– На понт и на слабо меня, Саш, брать не надо. Обидно ведь! Что я, пацан какой? Если ты не шутишь, то возникает вопрос цены.
– Хочешь, я тебя удивлю? – улыбнулся я.
– Валяй.
– Бюджет на это дело не ограничен.
– В смысле? Лимон, что ли?
– Нет, Эдик. Вообще не ограничен. Постарайся уложиться в пятерочку, но если не выйдет, я еще подтяну средства. Но отчет потребую по каждому шагу и за каждую копейку, чтобы ты поскромнее кидал себе на карман.
– Ты меня сегодня второй раз обижаешь.
– Забей, Эдик. Меня вчера так сильно обидели, что ты уж как-нибудь переживешь. Веришь?
– Ладно, не грузись.
– Добро. Берешься?
– Без вопросов. Хочешь, я тебя тоже удивлю?
– Валяй.
– Пятерочка мне не нужна. В лимон уложусь.
– А смысл?
– Вопрос чести.
– Что?! – ему и впрямь удалось меня удивить.
– Понимаешь, если я с этим делом справлюсь, моя репутация укрепится, – ответил Эдик. – Это почти меркантильный интерес. Ты ведь сам потом снова обратишься ко мне, а не к Ахмаду.
– Почти меркантильный?
– Почти. Есть ценности подороже денег.
– Да ну, – поддел я его, желая выяснить, что он думает по этому поводу.
– Вот тебе и ну. Это Ахмад или Сулейман могут с лохов просто взять денег, а работу сделать спустя рукава. Я нет.
– Почему? Это что-то новое на рынке труда.
– Нет, Саш. Это старое. Новое – то, что делает Ахмад. Поглядим еще, кто дольше продержится, как ты говоришь, на рынке труда.
– Какая разница, кто сколько продержится? Они за год нахапают больше, чем ты с такими принципами за десять.
– Может, и так. Но у меня два сына. Не знал? Хотелось бы передать им дело с хорошей репутацией. А что касается денег… Ты ведь мне позвонил по миллионному делу, не к Ахмаду.
«Вот это номер, – подумал я. – Может, не так все плохо в мире, как мне казалось? Погорячился Северный Олень, точно погорячился. Возможно, нашему престарелому миру до агонии еще далеко».
Я продиктовал Эдику фамилию следователя, который меня допрашивал, и велел работать оперативно.
– Зачем тебе труп? – спросила Катя, присев на диван.
– Исследовать, – серьезно ответил я. – Хотя нет, вру. На самом деле не хочу, чтобы этот жмурик лежал в ментовке.
– А смысл?
– Не знаю. Кать, что-то происходит вокруг нас, что-то очень странное. Я бы сам хотел разобраться.
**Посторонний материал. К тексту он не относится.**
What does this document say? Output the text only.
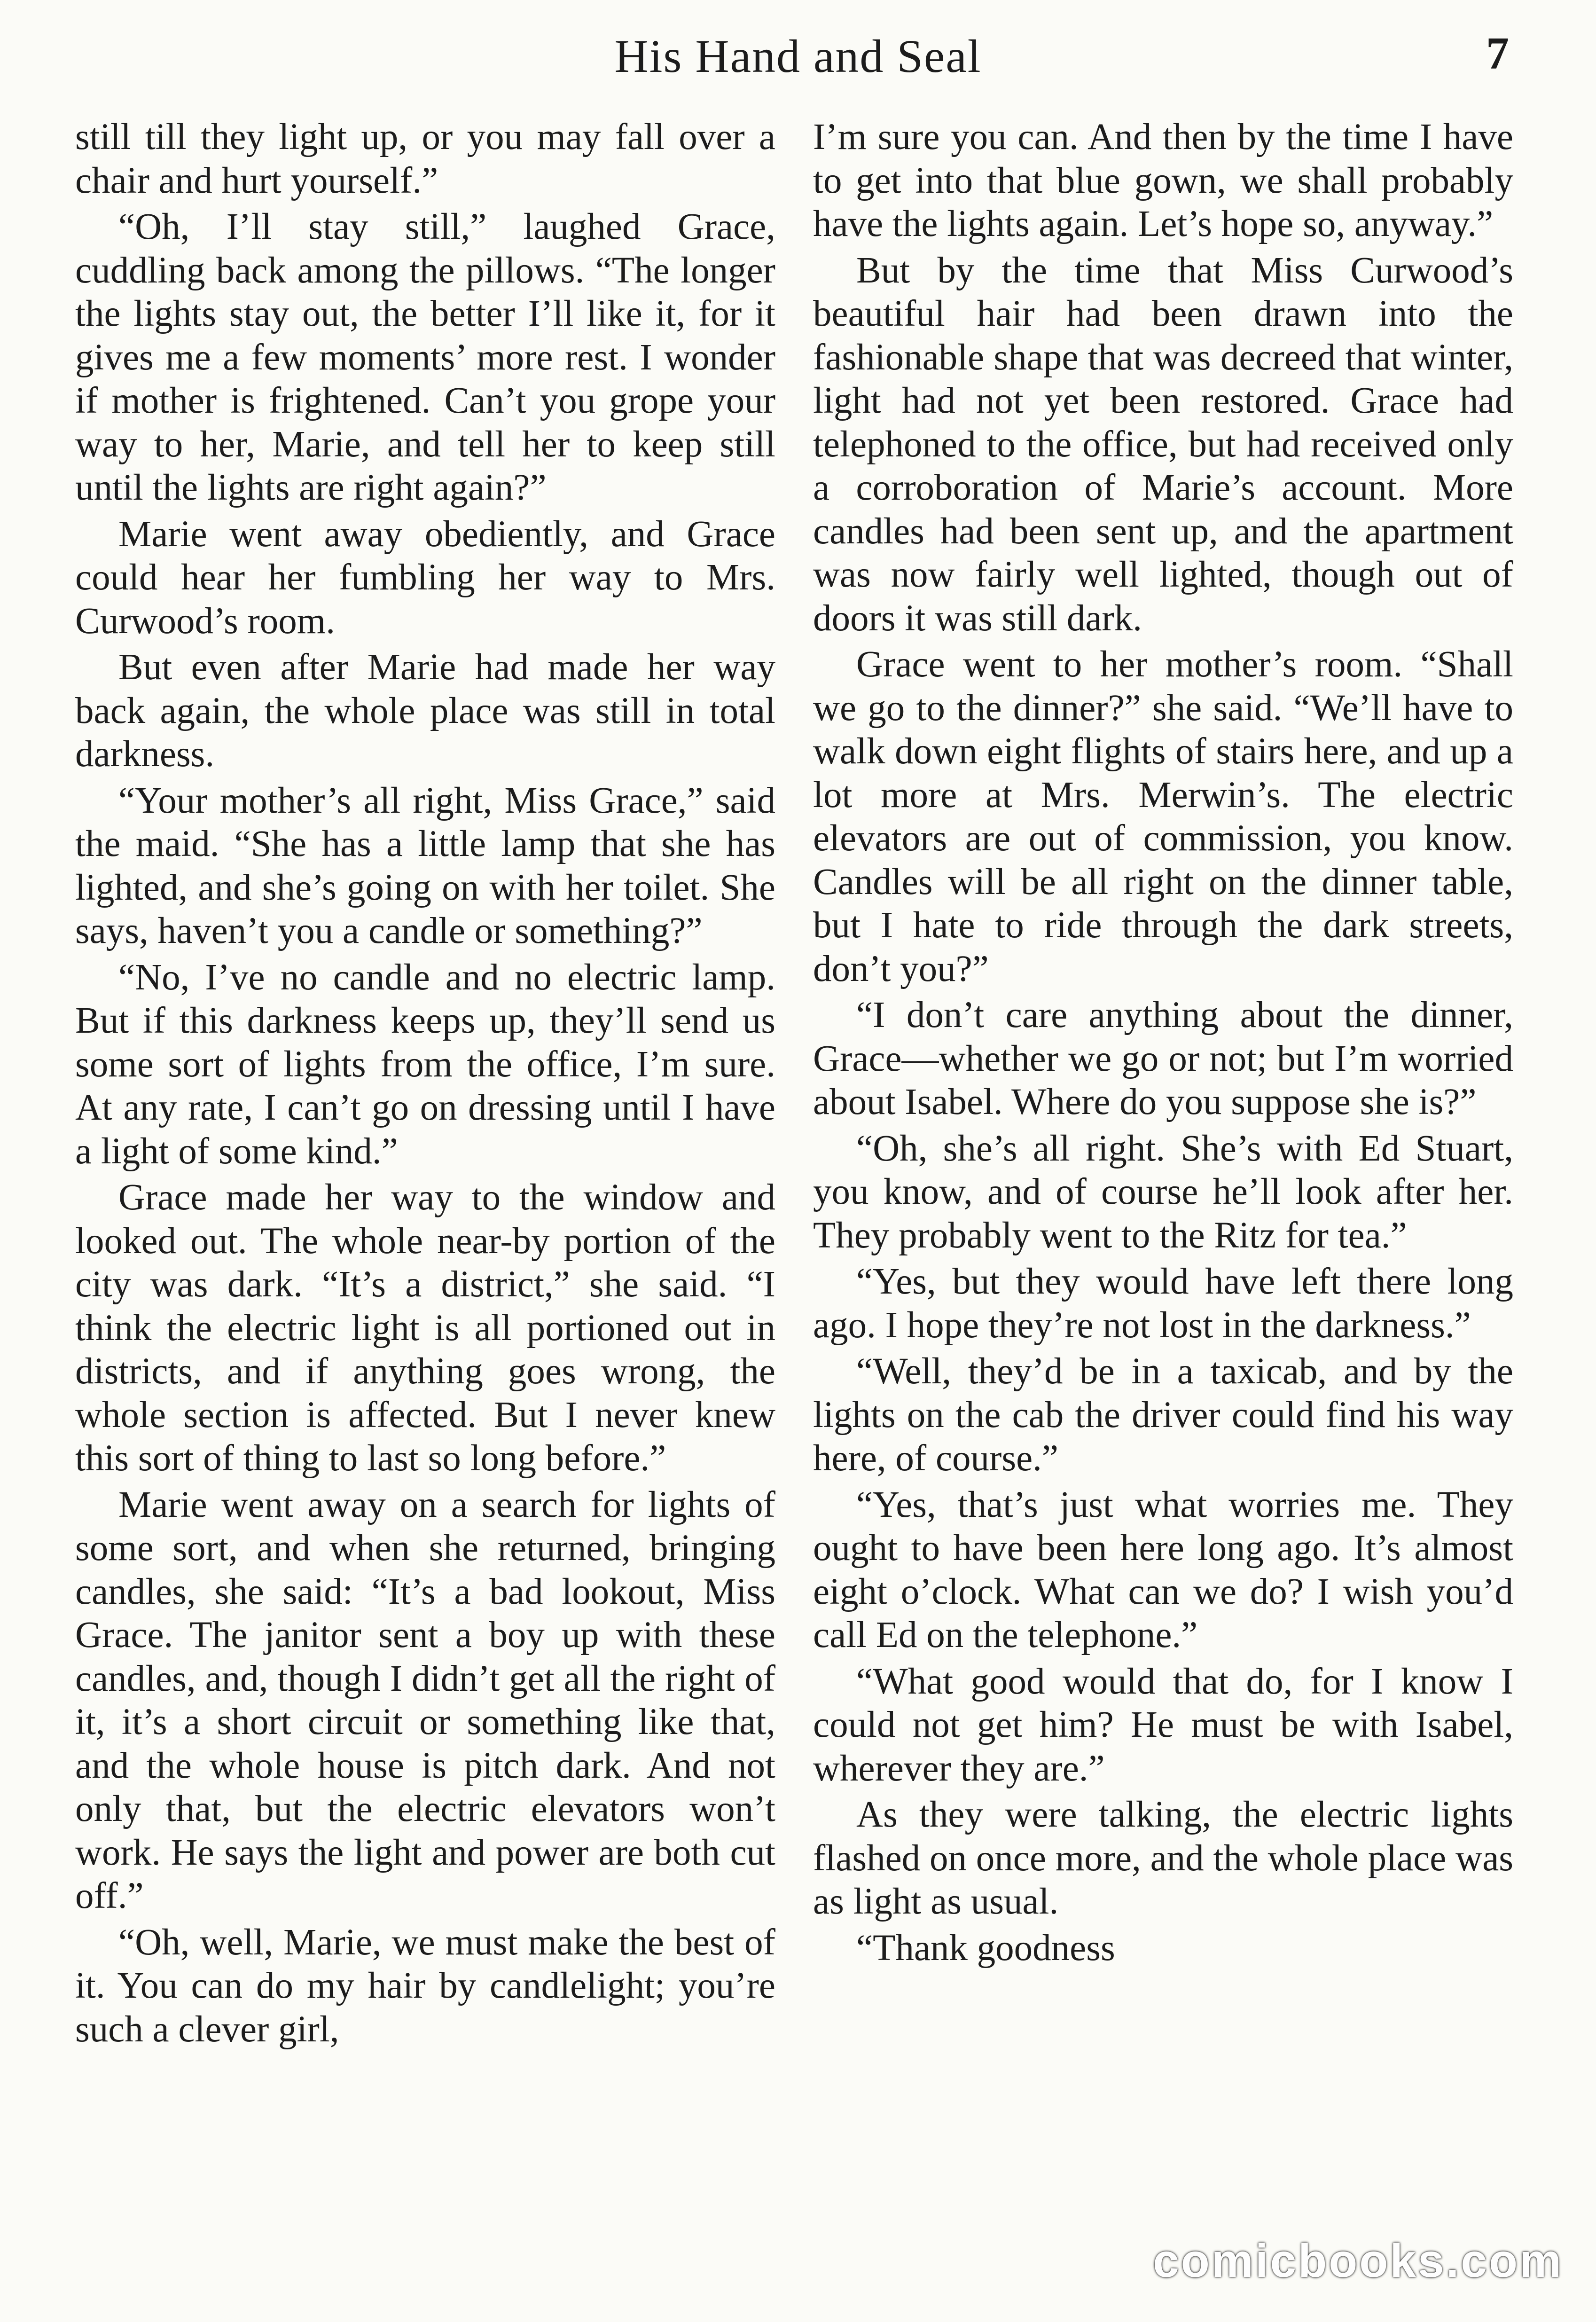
His Hand and Seal	7

still till they light up, or you may fall over a chair and hurt yourself.”

“Oh, I’ll stay still,” laughed Grace, cuddling back among the pillows. “The longer the lights stay out, the better I’ll like it, for it gives me a few moments’ more rest. I wonder if mother is frightened. Can’t you grope your way to her, Marie, and tell her to keep still until the lights are right again?”

Marie went away obediently, and Grace could hear her fumbling her way to Mrs. Curwood’s room.

But even after Marie had made her way back again, the whole place was still in total darkness.

“Your mother’s all right, Miss Grace,” said the maid. “She has a little lamp that she has lighted, and she’s going on with her toilet. She says, haven’t you a candle or something?”

“No, I’ve no candle and no electric lamp. But if this darkness keeps up, they’ll send us some sort of lights from the office, I’m sure. At any rate, I can’t go on dressing until I have a light of some kind.”

Grace made her way to the window and looked out. The whole near-by portion of the city was dark. “It’s a district,” she said. “I think the electric light is all portioned out in districts, and if anything goes wrong, the whole section is affected. But I never knew this sort of thing to last so long before.”

Marie went away on a search for lights of some sort, and when she returned, bringing candles, she said: “It’s a bad lookout, Miss Grace. The janitor sent a boy up with these candles, and, though I didn’t get all the right of it, it’s a short circuit or something like that, and the whole house is pitch dark. And not only that, but the electric elevators won’t work. He says the light and power are both cut off.”

“Oh, well, Marie, we must make the best of it. You can do my hair by candlelight; you’re such a clever girl,

I’m sure you can. And then by the time I have to get into that blue gown, we shall probably have the lights again. Let’s hope so, anyway.”

But by the time that Miss Curwood’s beautiful hair had been drawn into the fashionable shape that was decreed that winter, light had not yet been restored. Grace had telephoned to the office, but had received only a corroboration of Marie’s account. More candles had been sent up, and the apartment was now fairly well lighted, though out of doors it was still dark.

Grace went to her mother’s room. “Shall we go to the dinner?” she said. “We’ll have to walk down eight flights of stairs here, and up a lot more at Mrs. Merwin’s. The electric elevators are out of commission, you know. Candles will be all right on the dinner table, but I hate to ride through the dark streets, don’t you?”

“I don’t care anything about the dinner, Grace—whether we go or not; but I’m worried about Isabel. Where do you suppose she is?”

“Oh, she’s all right. She’s with Ed Stuart, you know, and of course he’ll look after her. They probably went to the Ritz for tea.”

“Yes, but they would have left there long ago. I hope they’re not lost in the darkness.”

“Well, they’d be in a taxicab, and by the lights on the cab the driver could find his way here, of course.”

“Yes, that’s just what worries me. They ought to have been here long ago. It’s almost eight o’clock. What can we do? I wish you’d call Ed on the telephone.”

“What good would that do, for I know I could not get him? He must be with Isabel, wherever they are.”

As they were talking, the electric lights flashed on once more, and the whole place was as light as usual.

“Thank goodness

comicbooks.com
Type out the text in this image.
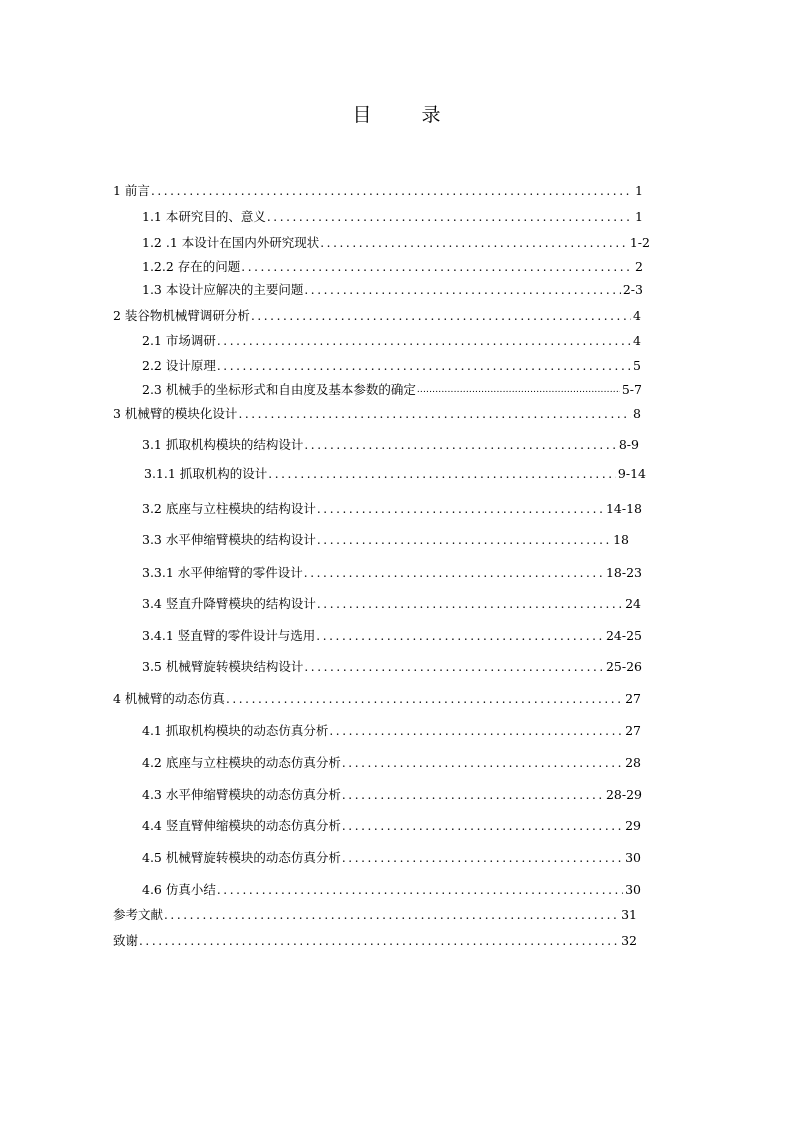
目 录
1 前言 .....	1
1.1 本研究目的、意义 .....	1
1.2 .1 本设计在国内外研究现状 .....	1-2
1.2.2 存在的问题 .....	2
1.3 本设计应解决的主要问题 .....	2-3
2 装谷物机械臂调研分析 .....	4
2.1 市场调研 .....	4
2.2 设计原理 .....	5
2.3 机械手的坐标形式和自由度及基本参数的确定 .....	5-7
3 机械臂的模块化设计 .....	8
3.1 抓取机构模块的结构设计 .....	8-9
3.1.1 抓取机构的设计 .....	9-14
3.2 底座与立柱模块的结构设计 .....	14-18
3.3 水平伸缩臂模块的结构设计 .....	18
3.3.1 水平伸缩臂的零件设计 .....	18-23
3.4 竖直升降臂模块的结构设计 .....	24
3.4.1 竖直臂的零件设计与选用 .....	24-25
3.5 机械臂旋转模块结构设计 .....	25-26
4 机械臂的动态仿真 .....	27
4.1 抓取机构模块的动态仿真分析 .....	27
4.2 底座与立柱模块的动态仿真分析 .....	28
4.3 水平伸缩臂模块的动态仿真分析 .....	28-29
4.4 竖直臂伸缩模块的动态仿真分析 .....	29
4.5 机械臂旋转模块的动态仿真分析 .....	30
4.6 仿真小结 .....	30
参考文献 .....	31
致谢 .....	32
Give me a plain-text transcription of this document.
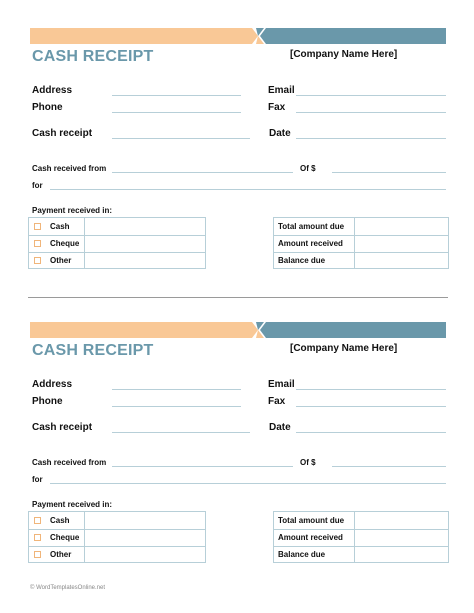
CASH RECEIPT	[Company Name Here]
Address	Email
Phone	Fax
Cash receipt	Date
Cash received from	Of $
for
Payment received in:
Cash
Cheque
Other
Total amount due
Amount received
Balance due
CASH RECEIPT	[Company Name Here]
Address	Email
Phone	Fax
Cash receipt	Date
Cash received from	Of $
for
Payment received in:
Cash
Cheque
Other
Total amount due
Amount received
Balance due
© WordTemplatesOnline.net
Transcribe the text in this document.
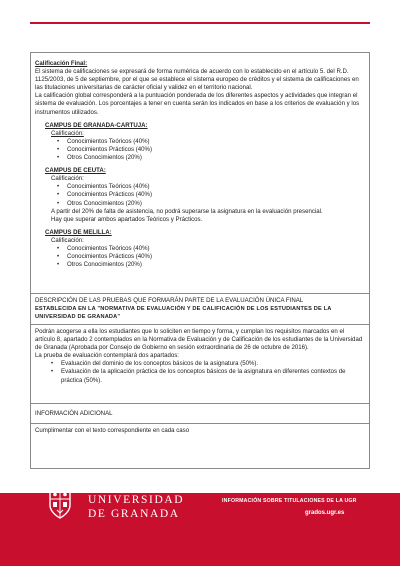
Calificación Final:

El sistema de calificaciones se expresará de forma numérica de acuerdo con lo establecido en el artículo 5. del R.D. 1125/2003, de 5 de septiembre, por el que se establece el sistema europeo de créditos y el sistema de calificaciones en las titulaciones universitarias de carácter oficial y validez en el territorio nacional.

La calificación global corresponderá a la puntuación ponderada de los diferentes aspectos y actividades que integran el sistema de evaluación. Los porcentajes a tener en cuenta serán los indicados en base a los criterios de evaluación y los instrumentos utilizados.

CAMPUS DE GRANADA-CARTUJA:

Calificación:

• Conocimientos Teóricos (40%)

• Conocimientos Prácticos (40%)

• Otros Conocimientos (20%)

CAMPUS DE CEUTA:

Calificación:

• Conocimientos Teóricos (40%)

• Conocimientos Prácticos (40%)

• Otros Conocimientos (20%)

A partir del 20% de falta de asistencia, no podrá superarse la asignatura en la evaluación presencial.

Hay que superar ambos apartados Teóricos y Prácticos.

CAMPUS DE MELILLA:

Calificación:

• Conocimientos Teóricos (40%)

• Conocimientos Prácticos (40%)

• Otros Conocimientos (20%)

DESCRIPCIÓN DE LAS PRUEBAS QUE FORMARÁN PARTE DE LA EVALUACIÓN ÚNICA FINAL

ESTABLECIDA EN LA "NORMATIVA DE EVALUACIÓN Y DE CALIFICACIÓN DE LOS ESTUDIANTES DE LA UNIVERSIDAD DE GRANADA"

Podrán acogerse a ella los estudiantes que lo soliciten en tiempo y forma, y cumplan los requisitos marcados en el artículo 8, apartado 2 contemplados en la Normativa de Evaluación y de Calificación de los estudiantes de la Universidad de Granada (Aprobada por Consejo de Gobierno en sesión extraordinaria de 26 de octubre de 2016).

La prueba de evaluación contemplará dos apartados:

• Evaluación del dominio de los conceptos básicos de la asignatura (50%).

• Evaluación de la aplicación práctica de los conceptos básicos de la asignatura en diferentes contextos de práctica (50%).

INFORMACIÓN ADICIONAL

Cumplimentar con el texto correspondiente en cada caso

UNIVERSIDAD
DE GRANADA
Página 6
INFORMACIÓN SOBRE TITULACIONES DE LA UGR
grados.ugr.es
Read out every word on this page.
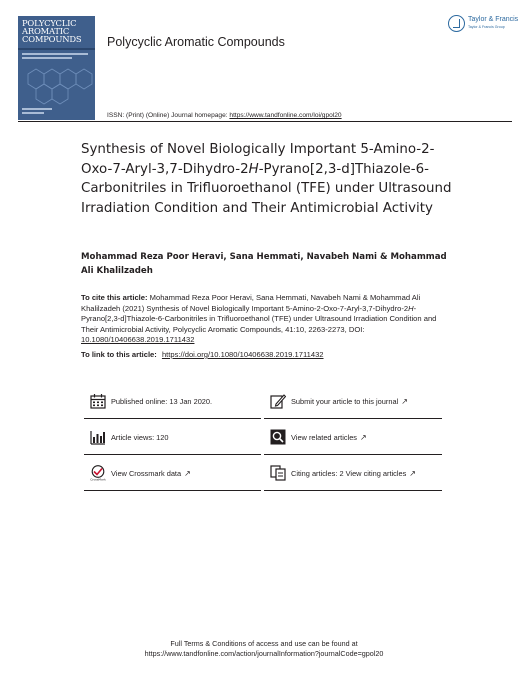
POLYCYCLIC
AROMATIC
COMPOUNDS Polycyclic Aromatic Compounds
Taylor & Francis
Taylor & Francis Group
ISSN: (Print) (Online) Journal homepage: https://www.tandfonline.com/loi/gpol20
Synthesis of Novel Biologically Important 5-Amino-2-Oxo-7-Aryl-3,7-Dihydro-2H-Pyrano[2,3-d]Thiazole-6-Carbonitriles in Trifluoroethanol (TFE) under Ultrasound Irradiation Condition and Their Antimicrobial Activity
Mohammad Reza Poor Heravi, Sana Hemmati, Navabeh Nami & Mohammad Ali Khalilzadeh
To cite this article: Mohammad Reza Poor Heravi, Sana Hemmati, Navabeh Nami & Mohammad Ali Khalilzadeh (2021) Synthesis of Novel Biologically Important 5-Amino-2-Oxo-7-Aryl-3,7-Dihydro-2H-Pyrano[2,3-d]Thiazole-6-Carbonitriles in Trifluoroethanol (TFE) under Ultrasound Irradiation Condition and Their Antimicrobial Activity, Polycyclic Aromatic Compounds, 41:10, 2263-2273, DOI: 10.1080/10406638.2019.1711432
To link to this article: https://doi.org/10.1080/10406638.2019.1711432
Published online: 13 Jan 2020.	Submit your article to this journal ↗
Article views: 120	View related articles ↗
CrossMark
View Crossmark data ↗	Citing articles: 2 View citing articles ↗
Full Terms & Conditions of access and use can be found at
https://www.tandfonline.com/action/journalInformation?journalCode=gpol20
Без ментов, без чужих экспертов и, уж конечно, без вмешательства ученых из Академии наук.
Я подумал, стоит ли Катьке рассказывать о приснившемся. Что рассказать, а что утаить?
– Мне сегодня Олень приснился, – признался я.
– Тот самый?
– Да. Но вообще сон был настолько странным, что я не понял, на чем он основан. Реальный это был контакт с некой сущностью или только проекция моего воображения.
– Рассказывай, – потребовала она.
– Мы с Оленем говорили о гибели мира. Тему начал он. А потом он так посмотрел на меня… Кать, я во сне до судорог испугался. Его глазами на меня глянул какой-то жуткий доисторический демон. Я вот сейчас вспоминаю, и мурашки по коже. И теперь вообще не понимаю, что собой представляет этот чертов Олень.
Слово «чертов» снова вызвало на спине волну ледяных мурашек, а сердце неприятно заныло в груди.
– Мне кажется, это отображение какой-то части твоего подсознания, – предположила Катя. – Проявляющаяся во сне.
– У меня тоже до сегодняшнего дня это была версия номер один. Сейчас сомневаюсь. Не мог я такого придумать.